In the adrenal stress response, ACTH stimulates cortisol synthesis via multiple intracellular steps. The acute rate-limiting step in cortisol biosynthesis, stimulated within minutes of ACTH signalling, involves:
- A CYP11A1 (P450scc) — the cholesterol side-chain cleavage enzyme in the inner mitochondrial membrane
- B CYP17A1 — 17-alpha hydroxylase in the smooth ER converting pregnenolone to 17-OH pregnenolone
- C StAR (steroidogenic acute regulatory protein) — transporting cholesterol from outer to inner mitochondrial membrane ✓
- D 3-beta-HSD — converting pregnenolone to progesterone in the ER
Explanation
Cholesterol delivery across the aqueous space of the intermembrane gap (outer to inner mitochondrial membrane) is the acute rate-limiting step in steroidogenesis.
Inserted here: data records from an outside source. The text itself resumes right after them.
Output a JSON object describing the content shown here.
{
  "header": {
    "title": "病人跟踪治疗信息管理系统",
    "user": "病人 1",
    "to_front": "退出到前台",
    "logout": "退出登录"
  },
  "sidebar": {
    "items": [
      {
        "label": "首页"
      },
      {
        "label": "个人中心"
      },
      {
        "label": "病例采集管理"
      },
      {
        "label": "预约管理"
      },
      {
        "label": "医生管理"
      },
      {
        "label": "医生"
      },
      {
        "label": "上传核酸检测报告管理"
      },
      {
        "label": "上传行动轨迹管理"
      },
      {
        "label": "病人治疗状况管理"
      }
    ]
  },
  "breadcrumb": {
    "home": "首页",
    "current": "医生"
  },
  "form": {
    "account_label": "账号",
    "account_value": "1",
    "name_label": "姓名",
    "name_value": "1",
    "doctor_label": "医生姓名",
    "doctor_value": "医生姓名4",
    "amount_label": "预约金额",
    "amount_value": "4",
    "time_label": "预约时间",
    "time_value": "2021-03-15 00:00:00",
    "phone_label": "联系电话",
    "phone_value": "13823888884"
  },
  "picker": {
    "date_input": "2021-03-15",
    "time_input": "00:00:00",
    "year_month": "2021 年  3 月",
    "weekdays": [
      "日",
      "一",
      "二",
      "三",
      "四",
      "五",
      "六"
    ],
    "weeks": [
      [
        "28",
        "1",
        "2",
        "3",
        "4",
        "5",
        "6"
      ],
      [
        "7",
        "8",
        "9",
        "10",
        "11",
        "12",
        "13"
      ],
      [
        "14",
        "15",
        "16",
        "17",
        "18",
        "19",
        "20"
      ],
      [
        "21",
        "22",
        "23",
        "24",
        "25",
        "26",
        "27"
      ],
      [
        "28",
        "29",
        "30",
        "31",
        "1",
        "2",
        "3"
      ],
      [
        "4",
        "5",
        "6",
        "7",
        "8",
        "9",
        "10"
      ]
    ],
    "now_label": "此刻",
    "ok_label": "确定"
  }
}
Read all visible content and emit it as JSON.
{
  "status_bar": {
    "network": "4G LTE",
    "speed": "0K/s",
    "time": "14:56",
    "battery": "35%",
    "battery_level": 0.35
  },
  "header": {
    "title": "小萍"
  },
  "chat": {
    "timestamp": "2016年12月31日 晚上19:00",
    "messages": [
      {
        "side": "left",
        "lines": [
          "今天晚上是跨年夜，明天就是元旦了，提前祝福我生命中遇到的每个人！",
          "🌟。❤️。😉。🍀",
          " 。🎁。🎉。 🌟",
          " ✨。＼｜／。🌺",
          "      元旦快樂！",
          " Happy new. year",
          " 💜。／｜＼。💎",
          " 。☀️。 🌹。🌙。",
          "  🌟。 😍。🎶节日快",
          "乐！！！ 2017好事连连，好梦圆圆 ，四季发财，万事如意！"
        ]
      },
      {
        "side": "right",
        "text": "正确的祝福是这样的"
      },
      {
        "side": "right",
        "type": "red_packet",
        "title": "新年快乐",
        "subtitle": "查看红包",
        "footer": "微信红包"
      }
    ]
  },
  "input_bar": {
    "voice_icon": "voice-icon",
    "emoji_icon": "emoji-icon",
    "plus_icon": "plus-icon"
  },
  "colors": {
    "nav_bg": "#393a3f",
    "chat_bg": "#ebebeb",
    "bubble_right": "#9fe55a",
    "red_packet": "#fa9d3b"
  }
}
ACTH → cAMP → PKA → rapid phosphorylation and de novo synthesis of StAR protein accomplishes this within minutes. Once cholesterol reaches the inner membrane, CYP11A1 (P450scc) cleaves the side chain to produce pregnenolone — the committed step — but substrate delivery by StAR is rate-limiting acutely. Congenital lipoid adrenal hyperplasia (the most severe CAH variant) results from StAR mutations.
Reference: Guyton & Hall, Textbook of Medical Physiology, 14th ed.